13 (Virgin), the new album from England’s Blur, opens with a little country music. “Tender is my heart, you know, it’s screwing up my life,” croons Damon Albarn, Blur’s lead singer, cross-genre adventurer and unassumingly starry blond face. The tune, Blur’s current and best single, is entitled “Tender,” and Mr. Albarn and his three bandmates–guitarist Graham Coxon, bassist Alex James and drummer Dave Rowntree–have recorded it with a deliberate touch and self-respecting care. It sounds like some rare apprehension of unspeakable pain and hope from four guys on close terms with Hank Williams, Scott Walker, and, of course, themselves.
“Tender” is a masterpiece, all right. It qualifies on crystalline intonation and pitch alone, a deft retrieval of the just-slightly-sharp Appalachian howls that you wouldn’t think appeal to a “Britpop” juggernaut like Blur. Oh, but they do. These occur during those moments when Mr. Albarn skips a bar, swallows hard, and lays sublime phrases of “Oh my baby/ Oh my baby” into a structure that is half ambling 70’s jangle-groove, half 60’s variety-hour rock with plummy vocal harmonies (courtesy of the London Community Gospel Choir). In both its bright ideas and visceral executions, “Tender” is eerie in ways records seldom are anymore. In other words: Woo- hooo , as Blur put it a couple of years ago on “Song 2,” the MTV-backed single that made them bigger deals in America than did “Girls & Boys,” their electro-glammy showpiece from 1994’s Parklife .
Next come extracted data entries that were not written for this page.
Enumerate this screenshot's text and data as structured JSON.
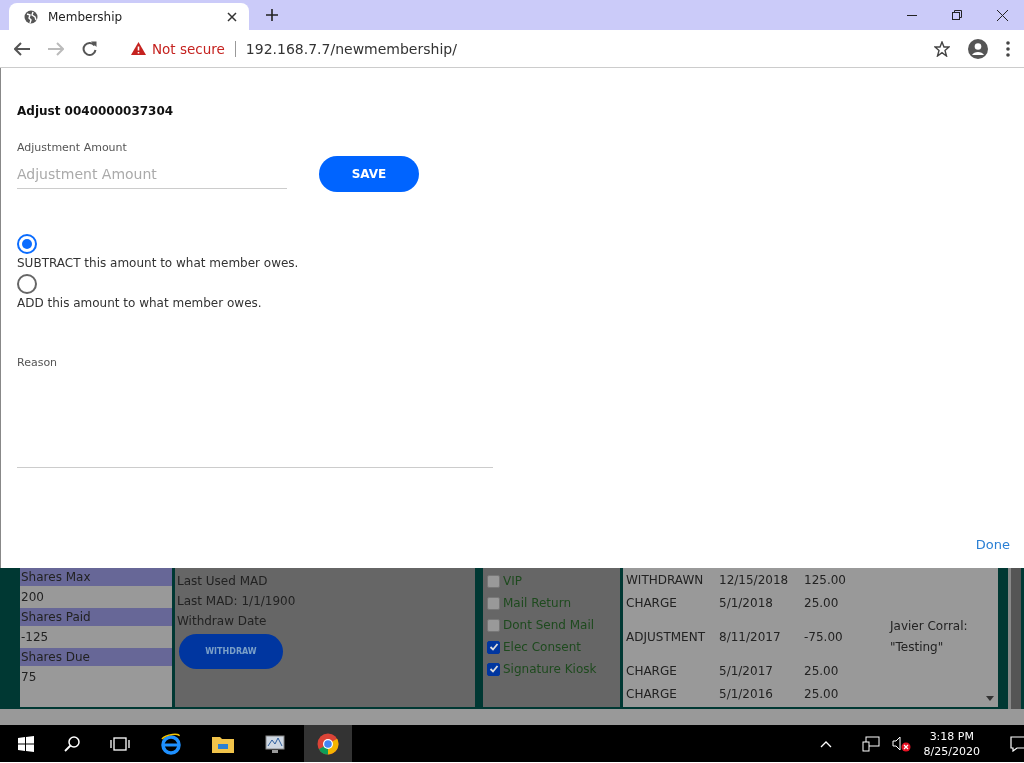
{
  "browser": {
    "tab_title": "Membership",
    "security": "Not secure",
    "url": "192.168.7.7/newmembership/"
  },
  "dialog": {
    "title": "Adjust 0040000037304",
    "amount_label": "Adjustment Amount",
    "amount_placeholder": "Adjustment Amount",
    "save_button": "SAVE",
    "options": [
      {
        "label": "SUBTRACT this amount to what member owes.",
        "selected": true
      },
      {
        "label": "ADD this amount to what member owes.",
        "selected": false
      }
    ],
    "reason_label": "Reason",
    "done_button": "Done"
  },
  "background": {
    "shares": [
      {
        "label": "Shares Max",
        "value": "200"
      },
      {
        "label": "Shares Paid",
        "value": "-125"
      },
      {
        "label": "Shares Due",
        "value": "75"
      }
    ],
    "info": [
      "Last Used MAD",
      "Last MAD: 1/1/1900",
      "Withdraw Date"
    ],
    "withdraw_button": "WITHDRAW",
    "flags": [
      {
        "label": "VIP",
        "checked": false
      },
      {
        "label": "Mail Return",
        "checked": false
      },
      {
        "label": "Dont Send Mail",
        "checked": false
      },
      {
        "label": "Elec Consent",
        "checked": true
      },
      {
        "label": "Signature Kiosk",
        "checked": true
      }
    ],
    "history": [
      {
        "type": "WITHDRAWN",
        "date": "12/15/2018",
        "amount": "125.00"
      },
      {
        "type": "CHARGE",
        "date": "5/1/2018",
        "amount": "25.00"
      },
      {
        "type": "ADJUSTMENT",
        "date": "8/11/2017",
        "amount": "-75.00",
        "note": "Javier Corral: \"Testing\""
      },
      {
        "type": "CHARGE",
        "date": "5/1/2017",
        "amount": "25.00"
      },
      {
        "type": "CHARGE",
        "date": "5/1/2016",
        "amount": "25.00"
      }
    ]
  },
  "taskbar": {
    "time": "3:18 PM",
    "date": "8/25/2020"
  }
}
They are among the most resourceful bands in the world, Blur, because they take rock language for what it is right now: a bunch of wonderful sonic stuff and perhaps unlikely attitudes out of which you can still make cool things. For Mr. Albarn, who further explores the great world of timbres and fluffed trombone notes, as well as the creaky life of 19th-century American folk music, on Ravenous (Virgin), the outstanding film score he wrote and recorded with lush British minimalist Michael Nyman, the days of rock being the sworn enemy of Western classical music seem well past. And the ostensibly empty-headed pop moment, that quick flash of pleasure that has made four generations of rockers sick with worry, envy or worse? Mr. Albarn, in the British press, bounds into interviews aglow with kind words about “Believe,” the recent Cher single now avoidable only by leaving Earth. How about the annoying old-world superiority of people who play the pop game only in theory and have the antique nerve to write actual books? Mr. Albarn, a Martin Amis fan who quotes F. Scott Fitzgerald in “Tender,” doesn’t sweat it.
Techno, Massive Attack remixes, hip-hop, the rise of the Internet, theater music–none faze Blur, whose Mr. Coxon plays enormous guitar all over 13 , as though feedback was invented somewhere around, oh, yesterday. As “art-rockers,” that slightly derisive category the American press likes to put them in, Blur make excellent stalwarts, actually more Led Zeppelin in their multitrack fervor than Yes.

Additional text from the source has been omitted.